Подлинный опыт животного Духа, его логос, «вещь в себе», воля, всё это непознаваемо, и того и не требует то, что именуется жизнью. Всякая жизнь, даже жизнь как субстанция проистекает в гармонии, и сама гармония есть закон жизни, и мерой этого закона выступает дух всякого живого (дух кошки определяет жизнь всякой кошки, дух собаки жизнь собаки и т.д.). То есть раз закон жизни стоит выше жизни, а потому вне неё, но и не является смертью, которая является необходимым условием того, чтобы познать и утвердить закон выше жизни, ибо не будь смерти, то и не было жизни, но было лишь то бытие, в коем и пребывают животные субъекты в своём Духе. Смерть всякого живого является необходимым условием для возникновения той ткани, что порождает трудом иероглифера «источник», а потому сами «источники» возникают законно и гармонично путём работы интеллектуального характера. Понимая здесь, что гармония как закон жизни выше жизни, где смерть выступает этому как свидетель и как необходимое тому мыслимое условие, всё равно несведущий профан (как я) упирается в вопрос о том, каким образом опыт, причём что очевидно непознаваемый интеллектом, может стать интеллектуальной категорией, то есть «мерой» жизни для всякой отдельной жизни.

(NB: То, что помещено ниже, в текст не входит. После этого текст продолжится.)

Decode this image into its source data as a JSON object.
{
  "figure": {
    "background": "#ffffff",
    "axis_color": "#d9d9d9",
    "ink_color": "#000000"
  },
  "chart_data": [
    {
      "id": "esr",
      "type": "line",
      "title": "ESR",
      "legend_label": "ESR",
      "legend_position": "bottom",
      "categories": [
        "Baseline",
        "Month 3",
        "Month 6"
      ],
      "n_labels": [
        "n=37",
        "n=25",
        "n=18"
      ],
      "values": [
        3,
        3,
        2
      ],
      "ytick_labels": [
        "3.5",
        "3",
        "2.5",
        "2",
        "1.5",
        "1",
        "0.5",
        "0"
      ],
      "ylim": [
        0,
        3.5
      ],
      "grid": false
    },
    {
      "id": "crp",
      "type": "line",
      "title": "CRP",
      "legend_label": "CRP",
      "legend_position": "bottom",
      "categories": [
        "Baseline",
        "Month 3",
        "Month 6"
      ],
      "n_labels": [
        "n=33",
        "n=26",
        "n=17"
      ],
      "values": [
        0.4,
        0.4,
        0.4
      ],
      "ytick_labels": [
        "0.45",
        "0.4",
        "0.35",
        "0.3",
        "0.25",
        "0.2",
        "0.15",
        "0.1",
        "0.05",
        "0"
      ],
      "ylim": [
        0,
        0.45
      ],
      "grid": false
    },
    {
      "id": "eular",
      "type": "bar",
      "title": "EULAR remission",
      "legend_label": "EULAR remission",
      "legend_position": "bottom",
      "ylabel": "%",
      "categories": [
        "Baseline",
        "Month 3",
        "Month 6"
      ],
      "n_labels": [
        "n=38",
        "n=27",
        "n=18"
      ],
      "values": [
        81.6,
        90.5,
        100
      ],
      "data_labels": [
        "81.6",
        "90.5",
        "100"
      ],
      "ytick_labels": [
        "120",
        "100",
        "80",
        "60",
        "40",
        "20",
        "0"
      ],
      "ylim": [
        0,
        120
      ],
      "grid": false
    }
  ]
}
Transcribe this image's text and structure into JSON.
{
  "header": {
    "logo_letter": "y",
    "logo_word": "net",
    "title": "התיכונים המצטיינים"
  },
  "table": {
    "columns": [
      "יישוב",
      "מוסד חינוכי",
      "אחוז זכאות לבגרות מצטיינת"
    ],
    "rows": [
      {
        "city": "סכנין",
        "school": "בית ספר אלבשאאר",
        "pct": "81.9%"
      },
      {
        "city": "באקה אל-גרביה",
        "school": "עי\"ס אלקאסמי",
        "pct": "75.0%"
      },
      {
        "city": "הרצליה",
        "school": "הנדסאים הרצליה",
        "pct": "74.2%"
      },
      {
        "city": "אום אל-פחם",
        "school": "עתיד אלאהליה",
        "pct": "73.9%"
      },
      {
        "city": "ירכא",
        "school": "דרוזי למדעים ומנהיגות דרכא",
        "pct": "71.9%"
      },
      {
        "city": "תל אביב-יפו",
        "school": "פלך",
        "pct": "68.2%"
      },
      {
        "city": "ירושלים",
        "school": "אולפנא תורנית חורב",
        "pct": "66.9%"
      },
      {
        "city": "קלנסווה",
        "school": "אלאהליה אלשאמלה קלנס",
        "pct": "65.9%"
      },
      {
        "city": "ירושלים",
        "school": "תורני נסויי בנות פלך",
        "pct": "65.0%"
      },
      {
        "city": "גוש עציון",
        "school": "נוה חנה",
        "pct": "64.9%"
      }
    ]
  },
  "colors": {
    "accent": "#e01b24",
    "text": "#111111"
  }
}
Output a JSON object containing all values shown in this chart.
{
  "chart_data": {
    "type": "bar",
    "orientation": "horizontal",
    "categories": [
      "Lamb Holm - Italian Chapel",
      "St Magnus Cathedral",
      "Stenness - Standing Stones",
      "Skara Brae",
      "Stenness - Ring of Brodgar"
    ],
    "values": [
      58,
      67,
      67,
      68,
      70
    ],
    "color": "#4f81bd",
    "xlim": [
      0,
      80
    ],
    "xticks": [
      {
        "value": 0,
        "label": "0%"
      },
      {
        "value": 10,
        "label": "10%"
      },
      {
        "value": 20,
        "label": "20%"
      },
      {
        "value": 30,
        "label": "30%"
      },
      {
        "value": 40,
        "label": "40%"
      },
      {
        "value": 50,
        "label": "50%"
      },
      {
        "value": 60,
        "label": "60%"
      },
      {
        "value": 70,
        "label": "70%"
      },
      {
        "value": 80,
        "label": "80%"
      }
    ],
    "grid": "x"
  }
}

Проблематика заданного вопроса раскрывается сама из себя если вернуться к тому условию, что для жизни в принципе-то и не требуется чтобы её как-то интеллигибельно обозначали, она лишь требует своей единственности и одержимости ею же в пределах порождаемой ей же природой. То же что открывает нам смерть, прежде всего созерцание чего-то иного вне жизни, побуждает нас, людей, отделить жизнь от не-жизни, выйти из одержимости живым бытием как единственным, и обозначить что есть единственное, а что отдельное от него. Формируя тем самым язык и письменность, мы отделяем из общего единственного множество «отдельностей», как выражаются иероглиферы: «обнаружив жизнь и не-жизнь, мы единый и необъятный организм стали уже резать на тканевые инаковые лоскуты и тем более умножать мёртвое». Для них тот язык и та письменность что «умножает мёртвое» является языком профанов, повседневным языком, который, стоит только вымереть той или иной культуре «возвращается своими разрезанными лоскутами в единое целое организма, которое всегда и было таким».
Непознаваемый жизненный организм на время лишается души дабы его самость обрела слово профанного языка, и затем сам профан, опытно возвращаясь в организм, несёт за собой слово мертвецов, механизм, который отныне по собственному неведению применяет на всё, что механизмом и не было никогда в собственной своей природе. Тот же, кто созерцает, запоминает и впитывает непроизносимые профанным языком «источники», то есть по сути созерцает выраженный своим естеством в символ подлинный опыт, не представляющий из себя ничего что не является им же, утверждает, что язык «источника» не «режет на инаковые лоскуты», то есть не выходит из вневремения и потому не механизирует организмы, но является подлинным языком самой жизни, и лишь по причине собственной непроизносимости, ибо произнести можно лишь механическое, мёртвое, язык этот подлинно лишь становится языком тогда, когда иероглифер занесёт его множественное единство в чертоги собственного царства памяти. Здесь, в мыслеощущающем органе всякое невысказанное повседневное слово не исчезнет в небытии, но с помощью работы подсознательного характера «вольётся в источник». Учение о такой словесной деконструкции именуется «эльфизмом», и практикующих эльфизм – эльфами.